Paul McCartney – McCartney III Imagined review: Not much better than the original
McCartney III Imagined
Reimagining songs is a tricky business for everyone, an especially so when the songwriter is someone as renowned and revered as Paul McCartney. Created during 2020’s lockdown restrictions, his 18th solo album, McCartney III, was released last December, comparable to the similarly titled McCartney (1970) and McCartney II (1980) by virtue of its sparse, strictly solo music styles.
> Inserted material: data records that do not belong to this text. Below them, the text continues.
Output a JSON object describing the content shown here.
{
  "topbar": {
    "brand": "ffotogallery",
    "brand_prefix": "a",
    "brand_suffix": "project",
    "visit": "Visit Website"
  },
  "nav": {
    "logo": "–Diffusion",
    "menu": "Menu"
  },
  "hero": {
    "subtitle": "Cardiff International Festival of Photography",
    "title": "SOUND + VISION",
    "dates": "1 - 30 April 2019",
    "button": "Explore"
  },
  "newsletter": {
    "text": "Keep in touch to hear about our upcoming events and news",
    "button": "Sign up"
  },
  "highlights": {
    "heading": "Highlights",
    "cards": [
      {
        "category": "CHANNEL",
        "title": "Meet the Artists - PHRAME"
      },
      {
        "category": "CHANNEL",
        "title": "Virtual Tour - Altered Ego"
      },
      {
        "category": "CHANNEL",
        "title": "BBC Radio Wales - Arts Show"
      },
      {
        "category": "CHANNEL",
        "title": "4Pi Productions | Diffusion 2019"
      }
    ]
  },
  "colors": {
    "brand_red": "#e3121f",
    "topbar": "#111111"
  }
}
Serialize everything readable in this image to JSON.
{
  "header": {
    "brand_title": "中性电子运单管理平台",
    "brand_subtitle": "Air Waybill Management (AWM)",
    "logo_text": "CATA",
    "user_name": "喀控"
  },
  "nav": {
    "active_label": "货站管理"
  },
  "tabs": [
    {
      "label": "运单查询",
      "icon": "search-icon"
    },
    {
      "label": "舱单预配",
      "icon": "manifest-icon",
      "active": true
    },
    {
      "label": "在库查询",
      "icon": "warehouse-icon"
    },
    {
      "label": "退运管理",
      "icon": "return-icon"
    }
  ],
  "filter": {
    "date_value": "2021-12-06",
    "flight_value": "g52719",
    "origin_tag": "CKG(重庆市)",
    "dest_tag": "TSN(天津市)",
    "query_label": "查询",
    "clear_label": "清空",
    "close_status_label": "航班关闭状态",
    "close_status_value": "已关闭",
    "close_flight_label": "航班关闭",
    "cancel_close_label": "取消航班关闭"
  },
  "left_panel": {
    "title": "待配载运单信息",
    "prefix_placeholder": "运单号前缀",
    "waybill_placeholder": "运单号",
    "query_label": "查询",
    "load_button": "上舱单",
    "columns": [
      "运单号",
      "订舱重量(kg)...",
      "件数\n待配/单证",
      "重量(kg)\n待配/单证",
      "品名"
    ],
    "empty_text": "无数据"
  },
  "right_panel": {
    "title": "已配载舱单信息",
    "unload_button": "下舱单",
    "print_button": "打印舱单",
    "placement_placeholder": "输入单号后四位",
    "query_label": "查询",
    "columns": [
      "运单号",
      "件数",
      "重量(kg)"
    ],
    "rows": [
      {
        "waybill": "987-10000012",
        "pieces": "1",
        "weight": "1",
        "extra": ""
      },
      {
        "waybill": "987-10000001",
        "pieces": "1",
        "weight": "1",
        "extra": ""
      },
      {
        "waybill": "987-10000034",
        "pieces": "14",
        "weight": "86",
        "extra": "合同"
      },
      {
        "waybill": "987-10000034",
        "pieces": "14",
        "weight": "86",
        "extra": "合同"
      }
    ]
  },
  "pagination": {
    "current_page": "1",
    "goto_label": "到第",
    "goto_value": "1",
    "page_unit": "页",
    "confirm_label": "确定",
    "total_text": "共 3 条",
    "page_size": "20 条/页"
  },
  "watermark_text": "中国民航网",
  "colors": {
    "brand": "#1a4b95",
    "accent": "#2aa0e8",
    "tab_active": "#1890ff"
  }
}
Running in parallel, however, was an idea by McCartney to offer the album’s songs to other musicians in lockdown. And so, without much ado the results are in. That the results are better than the original album isn’t a surprise – McCartney III doesn’t exactly bowl the listener over with memorable tunes – but there are occasions when the covers and remixes explore, unearth and reinvigorate.
The remix highpoints include Dominic Fike’s spiky The Kiss of Venus, St Vincent’s unobtrusive Women and Wives, Phoebe Bridgers’ eminently melodic Seize the Day, and the ambient immersion of Deep Deep Feeling by 3D RDN (aka Massive Attack’s Robert Del Naja). Low points are several, with Josh Homme’s mediocre Lavatory Lil – by far the worst song on the original album – topping the bill.
It’s all horses for courses, needless to say, but it smacks of an exercise in passing the time rather than any significant progressive enhancements. A poor song is a poor song, no matter how much you meddle with it.